The chatty women’s pic is set among 8 women huddling together in a hayloft (engaged in one extended long conversation) in a secluded religious colony in Bolivia. The story is taken from true tragic events that took place between 2005 and 2009, as it strikes a chord against antiquated patriarchal systems. It urges women to stick together to fight their male subjugation, despite their apparent differences.

The empowering story is set in a Mennonite colony, where the women learn of being drugged repeatedly with cow anesthetic and raped while unconscious by the men in their colony.

The colony women argue among themselves, without agreeing whether to stay and fight, flee, or do nothing.
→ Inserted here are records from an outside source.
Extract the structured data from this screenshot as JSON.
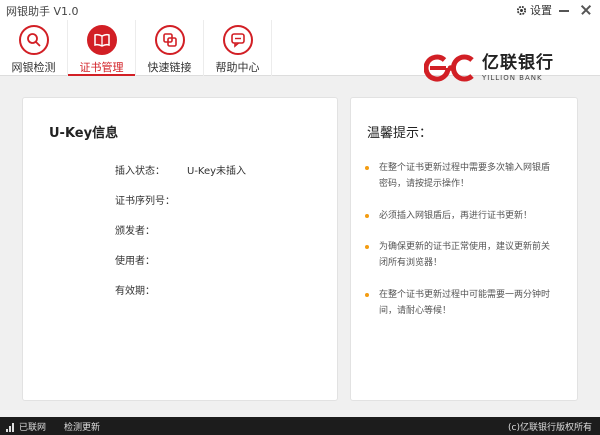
{
  "window": {
    "title": "网银助手 V1.0",
    "settings_label": "设置"
  },
  "nav": {
    "tabs": [
      {
        "label": "网银检测",
        "icon": "search-icon"
      },
      {
        "label": "证书管理",
        "icon": "book-icon",
        "active": true
      },
      {
        "label": "快速链接",
        "icon": "link-icon"
      },
      {
        "label": "帮助中心",
        "icon": "chat-icon"
      }
    ]
  },
  "brand": {
    "name_cn": "亿联银行",
    "name_en": "YILLION BANK",
    "color": "#d21f25"
  },
  "ukey": {
    "title": "U-Key信息",
    "fields": [
      {
        "label": "插入状态：",
        "value": "U-Key未插入"
      },
      {
        "label": "证书序列号：",
        "value": ""
      },
      {
        "label": "颁发者：",
        "value": ""
      },
      {
        "label": "使用者：",
        "value": ""
      },
      {
        "label": "有效期：",
        "value": ""
      }
    ]
  },
  "tips": {
    "title": "温馨提示：",
    "items": [
      "在整个证书更新过程中需要多次输入网银盾密码，请按提示操作！",
      "必须插入网银盾后，再进行证书更新！",
      "为确保更新的证书正常使用，建议更新前关闭所有浏览器！",
      "在整个证书更新过程中可能需要一两分钟时间，请耐心等候！"
    ],
    "bullet_color": "#f39c12"
  },
  "status": {
    "network": "已联网",
    "check_update": "检测更新",
    "copyright": "(c)亿联银行版权所有"
  }
}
They worry what will be the result of their actions for themselves and their families, and if this protest will prevent them from getting to heaven. Their religious leaders have told them the men must be forgiven, no matter what.

These faith-based women have accepted as true these religious lies they have been subjected to all their lives.

The film has a foreboding dark screen look that fits the melancholy tone of its emotional story.

The ensemble cast all give sincere and moving performances. There are no star performances, even among the stars like Rooney Mara and Frances McDormand.

It premiered at the 2022 Telluride Film Festival.